Jakarta,Kabarjelas.com. Komisi X DPR RI menggelar rapat dengar pendapat bersama sejumlah pimpinan perguruan tinggi untuk merespons meningkatnya kasus pelecehan seksual di lingkungan kampus. Pertemuan tersebut berlangsung secara tertutup di Gedung Nusantara I, Senayan, Jakarta.
Rapat dipimpin Ketua Komisi X DPR RI, Hetifah Sjaifudian, dan dihadiri jajaran pimpinan dari sejumlah kampus ternama seperti Universitas Indonesia, Institut Teknologi Bandung, Universitas Padjadjaran, serta Institut Pertanian Bogor. Selain itu, perwakilan mahasiswa dan unsur fakultas juga turut ambil bagian dalam forum tersebut.
Forum sepakat rapat dilaksanakan secara tertutup guna menjaga sensitivitas pembahasan, terutama karena menyangkut dugaan kasus pelecehan seksual yang berpotensi menyeret nama individu tertentu. Keputusan ini diambil agar diskusi dapat berjalan lebih terbuka dan mendalam.

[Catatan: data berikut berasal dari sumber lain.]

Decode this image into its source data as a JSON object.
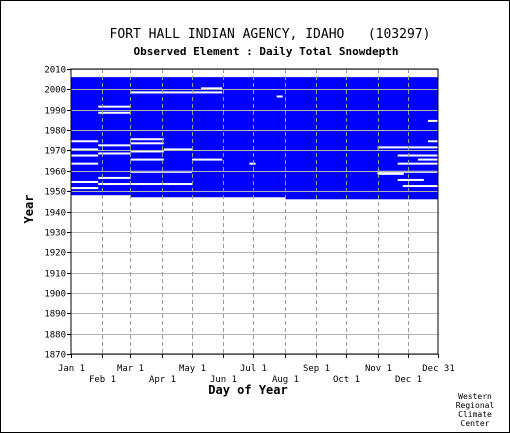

Di tengah pembahasan tersebut, Anggota Komisi X DPR RI, Muhamad Nur Purnamasidi atau Bang Pur, menegaskan komitmennya dalam mendorong pencegahan pelecehan seksual di lingkungan pendidikan tinggi. Ia menilai, kampus harus menjadi ruang aman dan inklusif bagi seluruh mahasiswa.
“Kasus pelecehan seksual di dunia pendidikan tidak bisa dianggap sepele. Kampus harus menjadi ruang aman, bukan tempat yang menimbulkan rasa takut bagi mahasiswa”, tegas Bang Pur, Selasa (21/04/2026).
Lebih lanjut, Bang Pur menekankan pentingnya langkah preventif yang sistematis, tidak hanya penanganan kasus setelah terjadi. Ia mendorong setiap perguruan tinggi untuk memiliki mekanisme pencegahan yang jelas, termasuk sistem pelaporan yang aman, perlindungan korban, serta sanksi tegas bagi pelaku.
Related Posts:
“Pencegahan harus menjadi prioritas. Perguruan tinggi wajib memiliki sistem yang transparan, berpihak pada korban, dan mampu memberikan efek jera. Negara tidak boleh kalah dalam melindungi generasi muda di ruang pendidikan”, ujarnya.
Menurutnya, momentum rapat dengar pendapat ini harus dimanfaatkan untuk memperkuat regulasi sekaligus pengawasan terhadap institusi pendidikan tinggi. Dengan demikian, kasus serupa tidak terus berulang dan kepercayaan publik terhadap dunia pendidikan dapat terjaga.
Bang Pur juga menegaskan bahwa upaya menciptakan lingkungan kampus yang aman merupakan bagian dari tanggung jawab bersama, baik pemerintah, lembaga pendidikan, maupun masyarakat.